Humans perceive to move and move to perceive.

The research focuses on the perception and action aspects of visual cognition in a variety of domains. It is motivated by a conceptual framework grounded in the functional organisation of the brain that is sensitive to the dynamic interplay between neural plasticity and environmental stimulation.

Projects include the areas:

Human body movement

This is how people recognise motion information and interpret social signals from reduced visual patterns of kinematic body representations or visual animations.

Is it the location of information or the speed of the patterns moving that affords the recognition process or is it a linguistic driven interpretation about human movement?

How to understand the evolution of motion signals?

Emotions

This is how people recognize facial motions and interpret emotional signals from reduced visual patterns of facial representations or caricatures.

Of special interest is the detection and interpretation of threat.

Is a threat face recognized faster than other emotional faces?

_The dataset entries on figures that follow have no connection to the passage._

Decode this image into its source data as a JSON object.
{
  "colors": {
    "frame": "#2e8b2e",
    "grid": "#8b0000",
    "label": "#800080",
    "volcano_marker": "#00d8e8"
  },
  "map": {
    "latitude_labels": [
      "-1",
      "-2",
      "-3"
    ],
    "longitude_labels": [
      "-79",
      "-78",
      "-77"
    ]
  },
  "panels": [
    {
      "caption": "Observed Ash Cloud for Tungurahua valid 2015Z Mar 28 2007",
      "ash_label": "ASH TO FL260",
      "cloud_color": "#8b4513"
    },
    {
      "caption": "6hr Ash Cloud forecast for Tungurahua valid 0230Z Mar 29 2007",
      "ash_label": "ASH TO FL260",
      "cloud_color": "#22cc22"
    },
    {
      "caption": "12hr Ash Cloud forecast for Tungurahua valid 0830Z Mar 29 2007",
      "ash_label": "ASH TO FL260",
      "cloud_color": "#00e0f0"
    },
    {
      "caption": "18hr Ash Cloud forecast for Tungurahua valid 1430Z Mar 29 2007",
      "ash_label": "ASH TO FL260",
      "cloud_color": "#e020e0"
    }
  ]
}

Is the threat effect based on perceptual or emotional features?

Causality and intentionality

This is how people recognise high-level and social concepts from simple geometrical motions.

How to make use of differences in the relationship of elements for its interpretation.

Sensorimotor integration (together with colleagues at Nuffield Orthopaedic Center, Oxford)

This is how people control simple actions and how visual input can lead to distractions during the execution of actions.

How is visual space represented and used during action control?

How do stroke patients compensate for spatial neglect in some cases? How can we improve rehabilitation?

Obsessional and compulsive actions (together with colleagues at QEII Hospital, Welwyn Garden City and University of Oslo, Norway)

This is how cognitive control of everyday actions such as checking and washing becomes impaired and which cognitive mechanisms are affected.

Research includes self-reports measured and specially designed experiments testing together emotions and thoughts.

Which cognitive processes are affected most prominently? Why do patients show a lack of control when performing some routine actions? How to shape new forms of therapy?